With the cost of living crisis putting the squeeze on everyone, instead of coming up with solutions to help Kiwis, the Government is again trying to find a scapegoat in the form of wealthy people. Last week, the Government released its report into some of the wealthiest Kiwis and said they didn’t pay their fair share of tax. Instead of witch hunts and blame games, the Government should be focused on how to make the boat go faster for all Kiwis.
Too many Kiwi families are struggling just to keep their heads above water. They deserve real solutions, not tall-poppy syndrome.
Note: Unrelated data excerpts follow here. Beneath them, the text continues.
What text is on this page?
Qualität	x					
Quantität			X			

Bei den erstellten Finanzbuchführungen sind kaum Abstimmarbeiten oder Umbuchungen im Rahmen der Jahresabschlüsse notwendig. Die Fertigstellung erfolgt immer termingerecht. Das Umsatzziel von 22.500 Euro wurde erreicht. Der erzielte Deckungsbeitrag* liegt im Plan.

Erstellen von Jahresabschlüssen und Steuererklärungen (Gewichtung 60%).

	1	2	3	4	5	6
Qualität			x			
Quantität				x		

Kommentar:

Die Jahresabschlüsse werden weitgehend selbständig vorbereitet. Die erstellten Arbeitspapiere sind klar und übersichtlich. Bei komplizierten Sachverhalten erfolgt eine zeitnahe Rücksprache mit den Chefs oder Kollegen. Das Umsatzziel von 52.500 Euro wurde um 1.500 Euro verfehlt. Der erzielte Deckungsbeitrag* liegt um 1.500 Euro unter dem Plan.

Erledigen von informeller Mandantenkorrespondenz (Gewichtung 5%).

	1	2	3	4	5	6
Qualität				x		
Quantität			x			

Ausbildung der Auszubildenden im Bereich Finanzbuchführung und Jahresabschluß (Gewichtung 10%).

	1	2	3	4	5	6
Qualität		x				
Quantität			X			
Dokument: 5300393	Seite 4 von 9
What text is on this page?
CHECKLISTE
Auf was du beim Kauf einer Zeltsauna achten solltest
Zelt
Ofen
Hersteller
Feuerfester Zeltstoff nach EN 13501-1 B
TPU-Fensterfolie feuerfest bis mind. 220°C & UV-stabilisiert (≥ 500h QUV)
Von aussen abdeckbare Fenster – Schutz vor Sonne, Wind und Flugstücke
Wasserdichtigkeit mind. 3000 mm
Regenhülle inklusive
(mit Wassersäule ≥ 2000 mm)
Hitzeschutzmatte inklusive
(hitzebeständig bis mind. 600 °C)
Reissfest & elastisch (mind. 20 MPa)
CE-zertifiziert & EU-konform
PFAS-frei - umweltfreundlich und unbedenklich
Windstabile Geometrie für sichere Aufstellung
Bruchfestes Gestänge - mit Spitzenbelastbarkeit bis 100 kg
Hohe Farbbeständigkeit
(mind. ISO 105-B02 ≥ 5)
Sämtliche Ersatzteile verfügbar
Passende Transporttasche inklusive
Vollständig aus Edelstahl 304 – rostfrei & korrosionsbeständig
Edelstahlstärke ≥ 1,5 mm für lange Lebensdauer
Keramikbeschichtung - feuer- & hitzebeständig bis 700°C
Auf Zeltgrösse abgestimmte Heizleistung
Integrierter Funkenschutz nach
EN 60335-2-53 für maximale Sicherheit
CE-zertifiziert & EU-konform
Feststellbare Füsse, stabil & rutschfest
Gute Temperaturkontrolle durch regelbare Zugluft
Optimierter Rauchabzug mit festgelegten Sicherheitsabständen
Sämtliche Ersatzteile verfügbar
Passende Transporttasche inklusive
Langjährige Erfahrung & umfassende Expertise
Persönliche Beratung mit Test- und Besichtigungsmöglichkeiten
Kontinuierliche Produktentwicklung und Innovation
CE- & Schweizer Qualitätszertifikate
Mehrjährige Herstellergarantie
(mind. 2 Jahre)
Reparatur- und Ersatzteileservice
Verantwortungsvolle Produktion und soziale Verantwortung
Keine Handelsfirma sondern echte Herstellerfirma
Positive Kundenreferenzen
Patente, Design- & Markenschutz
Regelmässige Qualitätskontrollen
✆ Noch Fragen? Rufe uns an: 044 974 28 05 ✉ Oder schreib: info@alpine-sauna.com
We need to focus on policies that unite us, not divide us.
We need to focus on our common humanity and dignity, rather than placing people into boxes and labelled as either “good” or “bad”.
We’re better than that.
The Government isn’t responsible for every instance of division that occurs, but it doesn’t need to stoke the fires for political gain either. After all, they’re meant to govern for everyone.
That’s where good policy comes in. Rather than picking heroes and villains in the housing crisis, why not just make it easier to build houses? Sure, it requires long-term thinking when soundbites and slogans might be easier (KiwiBuild, anyone?), but that’s what New Zealanders deserve. Act would incentivise councils to provide infrastructure for new homes by sharing half of the GST with them, we’d reduce regulation on building by scrapping the RMA and replacing it with a new Urban Development Act, and we would automatically allow building materials approved by jurisdictions with high-quality regulators and similar seismic situations to ours to be used in New Zealand.
Instead of pitting drivers of different vehicles against each other just to send emissions overseas, why not utilise the Emissions Trading Scheme to set a cap on total emissions in line with the actual reductions of our trading partners? This will show the world New Zealand is doing its bit. It is a simple and effective response to climate change that doesn’t demonise people.
Instead of dividing people by personal choice, which led to the riot at Parliament, why didn’t the Government allow businesses to use the technology that was available and implement a testing policy instead? If more flexibility was allowed, then ugly scenes like the parliamentary occupation could possibly have been avoided.
New Zealand has serious problems that can be fixed, but if we carry on this path of division and blaming each other it’s a race to the bottom. The Government can set an example with policy based on problem-solving, not blaming people. That would be a real change for the better.
- Brooke van Velden is the deputy leader of the Act Party.